モノの味方 〔3〕 ……五十嵐秀彦
手帖
初出:『藍生』2006年11月号
二十歳の頃から日記を書くのが習慣で、もうかれこれ三十年になる。
日記と言っても私の場合は、小説や詩が好きだったので創作メモや読書記録が主であった。その習慣は今も続いていて縦書きのB6の手帖を常時肌身離さず携行している。
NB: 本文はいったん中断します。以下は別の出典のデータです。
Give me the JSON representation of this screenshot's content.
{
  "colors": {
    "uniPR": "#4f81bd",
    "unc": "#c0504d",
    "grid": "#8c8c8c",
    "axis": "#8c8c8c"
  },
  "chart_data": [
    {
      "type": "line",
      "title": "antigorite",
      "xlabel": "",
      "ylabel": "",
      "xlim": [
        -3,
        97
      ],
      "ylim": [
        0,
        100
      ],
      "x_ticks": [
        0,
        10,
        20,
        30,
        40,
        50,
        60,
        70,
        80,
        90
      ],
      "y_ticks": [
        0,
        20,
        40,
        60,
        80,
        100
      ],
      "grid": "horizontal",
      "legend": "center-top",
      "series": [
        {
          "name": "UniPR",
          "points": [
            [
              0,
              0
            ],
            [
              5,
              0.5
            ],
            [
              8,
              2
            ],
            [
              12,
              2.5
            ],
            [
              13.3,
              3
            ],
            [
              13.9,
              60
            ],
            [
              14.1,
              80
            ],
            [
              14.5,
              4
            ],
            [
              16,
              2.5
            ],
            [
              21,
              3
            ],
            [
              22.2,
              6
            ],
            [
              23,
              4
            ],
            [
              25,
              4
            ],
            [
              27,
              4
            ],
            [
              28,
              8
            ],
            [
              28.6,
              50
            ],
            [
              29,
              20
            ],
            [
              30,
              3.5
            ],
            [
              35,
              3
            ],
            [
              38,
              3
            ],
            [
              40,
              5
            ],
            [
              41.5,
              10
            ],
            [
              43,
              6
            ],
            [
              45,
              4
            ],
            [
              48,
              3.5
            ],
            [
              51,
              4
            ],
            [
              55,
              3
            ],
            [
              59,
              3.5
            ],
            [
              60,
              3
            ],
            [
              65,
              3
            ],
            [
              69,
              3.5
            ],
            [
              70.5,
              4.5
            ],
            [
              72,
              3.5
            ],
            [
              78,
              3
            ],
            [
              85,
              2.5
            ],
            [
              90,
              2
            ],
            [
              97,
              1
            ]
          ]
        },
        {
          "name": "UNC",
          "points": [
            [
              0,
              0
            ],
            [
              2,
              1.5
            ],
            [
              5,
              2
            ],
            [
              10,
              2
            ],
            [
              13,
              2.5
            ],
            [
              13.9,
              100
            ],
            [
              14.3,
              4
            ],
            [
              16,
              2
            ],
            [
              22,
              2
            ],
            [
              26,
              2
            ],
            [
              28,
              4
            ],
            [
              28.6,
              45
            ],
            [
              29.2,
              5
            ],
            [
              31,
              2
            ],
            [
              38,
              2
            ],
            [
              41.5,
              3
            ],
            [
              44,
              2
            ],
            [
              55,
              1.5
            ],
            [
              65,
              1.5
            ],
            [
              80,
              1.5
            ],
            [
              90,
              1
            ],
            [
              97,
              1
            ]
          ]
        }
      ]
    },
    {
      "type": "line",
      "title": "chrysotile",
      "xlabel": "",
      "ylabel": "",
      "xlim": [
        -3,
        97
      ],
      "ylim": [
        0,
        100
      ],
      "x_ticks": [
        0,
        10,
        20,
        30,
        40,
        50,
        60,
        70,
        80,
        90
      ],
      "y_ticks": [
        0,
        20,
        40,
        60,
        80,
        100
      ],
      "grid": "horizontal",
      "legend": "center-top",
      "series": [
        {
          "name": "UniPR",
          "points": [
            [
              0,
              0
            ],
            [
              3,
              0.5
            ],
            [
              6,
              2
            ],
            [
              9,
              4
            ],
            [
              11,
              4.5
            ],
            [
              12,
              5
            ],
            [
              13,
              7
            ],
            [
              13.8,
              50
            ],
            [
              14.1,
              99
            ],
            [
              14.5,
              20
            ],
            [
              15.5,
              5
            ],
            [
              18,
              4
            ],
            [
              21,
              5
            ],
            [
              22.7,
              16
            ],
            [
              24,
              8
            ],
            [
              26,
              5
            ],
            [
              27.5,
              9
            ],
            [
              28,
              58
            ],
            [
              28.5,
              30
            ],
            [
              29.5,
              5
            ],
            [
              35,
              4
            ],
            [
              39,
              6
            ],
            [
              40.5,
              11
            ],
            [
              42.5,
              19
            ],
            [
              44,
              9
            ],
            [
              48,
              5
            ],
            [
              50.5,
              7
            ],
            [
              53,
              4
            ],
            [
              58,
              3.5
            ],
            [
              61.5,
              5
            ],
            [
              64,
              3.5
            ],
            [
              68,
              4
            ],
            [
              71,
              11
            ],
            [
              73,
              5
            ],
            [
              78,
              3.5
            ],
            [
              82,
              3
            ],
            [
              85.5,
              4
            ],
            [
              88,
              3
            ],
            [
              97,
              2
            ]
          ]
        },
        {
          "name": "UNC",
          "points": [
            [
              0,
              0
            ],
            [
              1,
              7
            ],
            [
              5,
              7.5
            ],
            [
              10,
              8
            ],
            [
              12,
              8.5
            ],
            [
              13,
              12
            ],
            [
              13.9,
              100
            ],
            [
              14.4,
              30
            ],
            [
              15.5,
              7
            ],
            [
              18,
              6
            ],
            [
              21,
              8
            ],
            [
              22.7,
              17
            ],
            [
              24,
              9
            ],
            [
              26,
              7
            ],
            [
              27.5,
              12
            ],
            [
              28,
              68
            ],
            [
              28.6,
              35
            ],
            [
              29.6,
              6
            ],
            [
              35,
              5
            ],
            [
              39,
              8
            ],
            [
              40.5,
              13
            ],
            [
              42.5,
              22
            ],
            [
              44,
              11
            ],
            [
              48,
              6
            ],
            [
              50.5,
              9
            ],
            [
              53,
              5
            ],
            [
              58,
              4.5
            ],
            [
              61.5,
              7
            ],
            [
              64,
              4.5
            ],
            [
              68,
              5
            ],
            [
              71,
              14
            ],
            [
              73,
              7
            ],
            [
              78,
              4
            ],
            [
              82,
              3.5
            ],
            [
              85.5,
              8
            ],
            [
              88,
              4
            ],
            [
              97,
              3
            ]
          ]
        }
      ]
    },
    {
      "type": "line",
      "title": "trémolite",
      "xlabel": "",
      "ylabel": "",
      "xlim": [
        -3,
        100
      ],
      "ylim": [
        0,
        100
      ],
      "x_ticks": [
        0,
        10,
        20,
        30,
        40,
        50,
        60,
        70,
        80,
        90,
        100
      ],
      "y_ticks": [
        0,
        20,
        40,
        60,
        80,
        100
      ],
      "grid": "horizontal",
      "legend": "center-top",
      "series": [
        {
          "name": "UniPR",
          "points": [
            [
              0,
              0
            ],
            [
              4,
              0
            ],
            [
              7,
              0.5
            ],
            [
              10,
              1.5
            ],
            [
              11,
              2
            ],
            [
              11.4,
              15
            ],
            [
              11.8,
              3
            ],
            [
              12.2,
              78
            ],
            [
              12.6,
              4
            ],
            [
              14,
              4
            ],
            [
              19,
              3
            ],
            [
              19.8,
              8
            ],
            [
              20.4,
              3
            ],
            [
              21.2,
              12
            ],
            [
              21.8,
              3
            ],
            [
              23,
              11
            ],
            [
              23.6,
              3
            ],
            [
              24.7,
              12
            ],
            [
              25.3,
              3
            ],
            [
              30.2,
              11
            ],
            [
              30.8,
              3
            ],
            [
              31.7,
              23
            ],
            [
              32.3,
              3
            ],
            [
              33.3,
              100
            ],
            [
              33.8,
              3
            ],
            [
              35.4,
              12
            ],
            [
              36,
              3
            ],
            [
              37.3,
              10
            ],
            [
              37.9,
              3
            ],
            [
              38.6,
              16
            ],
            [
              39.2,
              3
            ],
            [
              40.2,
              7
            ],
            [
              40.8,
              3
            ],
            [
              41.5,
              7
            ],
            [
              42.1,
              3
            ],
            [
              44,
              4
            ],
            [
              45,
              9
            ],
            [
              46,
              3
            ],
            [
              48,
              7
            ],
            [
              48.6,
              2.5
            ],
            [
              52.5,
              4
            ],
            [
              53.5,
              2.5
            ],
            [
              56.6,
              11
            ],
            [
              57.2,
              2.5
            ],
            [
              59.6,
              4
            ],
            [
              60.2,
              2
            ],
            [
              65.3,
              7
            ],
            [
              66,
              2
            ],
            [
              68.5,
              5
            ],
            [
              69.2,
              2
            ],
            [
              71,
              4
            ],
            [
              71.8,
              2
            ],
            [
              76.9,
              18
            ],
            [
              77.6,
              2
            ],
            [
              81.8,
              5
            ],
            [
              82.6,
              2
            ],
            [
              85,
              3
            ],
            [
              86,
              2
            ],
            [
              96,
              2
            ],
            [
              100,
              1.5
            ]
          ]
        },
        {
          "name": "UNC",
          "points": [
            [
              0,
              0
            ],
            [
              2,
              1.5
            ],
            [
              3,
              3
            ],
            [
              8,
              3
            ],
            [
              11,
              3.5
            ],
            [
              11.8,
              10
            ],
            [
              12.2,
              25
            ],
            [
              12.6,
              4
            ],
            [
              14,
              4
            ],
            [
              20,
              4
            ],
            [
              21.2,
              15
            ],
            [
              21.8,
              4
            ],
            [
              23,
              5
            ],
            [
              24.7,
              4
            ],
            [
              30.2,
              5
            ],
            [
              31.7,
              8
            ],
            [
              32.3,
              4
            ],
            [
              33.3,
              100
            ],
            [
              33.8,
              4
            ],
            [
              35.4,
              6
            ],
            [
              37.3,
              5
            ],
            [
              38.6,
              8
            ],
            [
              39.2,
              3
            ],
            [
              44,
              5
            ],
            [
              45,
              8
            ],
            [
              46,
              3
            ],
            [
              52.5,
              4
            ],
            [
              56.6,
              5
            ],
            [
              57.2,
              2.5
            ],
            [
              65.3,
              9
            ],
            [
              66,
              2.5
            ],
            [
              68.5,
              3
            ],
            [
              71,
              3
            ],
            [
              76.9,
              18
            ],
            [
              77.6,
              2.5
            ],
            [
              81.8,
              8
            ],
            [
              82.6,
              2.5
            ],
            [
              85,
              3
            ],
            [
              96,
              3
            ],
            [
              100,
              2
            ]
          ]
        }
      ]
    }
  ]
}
一冊一六〇頁を月に二三冊書き潰す。書いていることは、俳句、手紙の下書き、評論やエッセイの創作メモ、本の購入記録、読書メモ、行動予定などなど。あらゆることを一冊の手帖に日付順に書き込んでいる。これを忘れて出かけると軽いパニックを起こす。どうやら精神安定剤になってしまったようだ。
効用としては、退屈ということがないこと。一人になると手帖を取り出し何か書く。何か書いていると時間を忘れる。逆に副作用としては、書くことが現実そのものであるような錯覚に陥り、何も書かなかった一日は、あたかも存在しなかった一日のようになってしまうこと。
部屋の隅に積み上げられた数百冊の手帖は、私という時間の残骸のようで、紙のくせになにやら鉄錆の匂いがするのだった。